À espera da prisão e consequente extradição de Battisti, o governo italiano enviou ao Brasil uma aeronave militar para levá-lo de volta à Itália. O avião está no Aeroporto Internacional de Guarulhos, em São Paulo.

A Polícia Federal (PF)  pede que “qualquer informação sobre o foragido pode ser fornecida pelo telefone (61) 2024-9180 ou pelo e-mail [email protected]. O anonimato é totalmente resguardado”.

Histórico

Battisti chegou em 2004 ao Brasil, onde foi preso três anos depois. O italiano deixou a Penitenciária da Papuda, em Brasília, em 9 de junho 2011, e voltou a ser preso em outubro do ano passado na cidade de Corumbá, em Mato Grosso do Sul, perto da fronteira do Brasil com a Bolívia.

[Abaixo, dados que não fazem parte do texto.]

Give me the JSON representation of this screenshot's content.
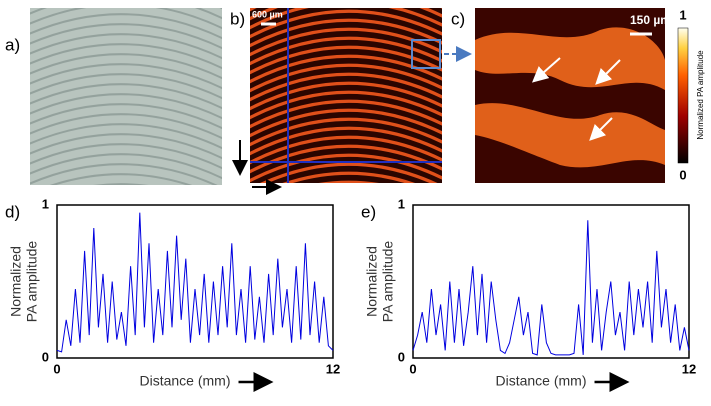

Segundo a Polícia Rodoviária Federal (PRF), na ocasião Battisti tentou sair do país ilegalmente com cerca de R$ 25 mil em moeda estrangeira. Após a prisão, Battisti teve a detenção substituída por medidas cautelares.

Há dois dias, o presidente da Itália, Sergio Mattarella, enviou carta a Temer agradecendo a decisão.

“Senhor presidente, quero expressar meu mais sincero agradecimento pela decisão de Vossa Excelência sobre o caso do cidadão italiano Cesare Battisti, definitivamente condenado pela Justiça italiana por crimes gravíssimos e que até hoje se subtraiu à execução das relativas sentenças”, diz a mensagem.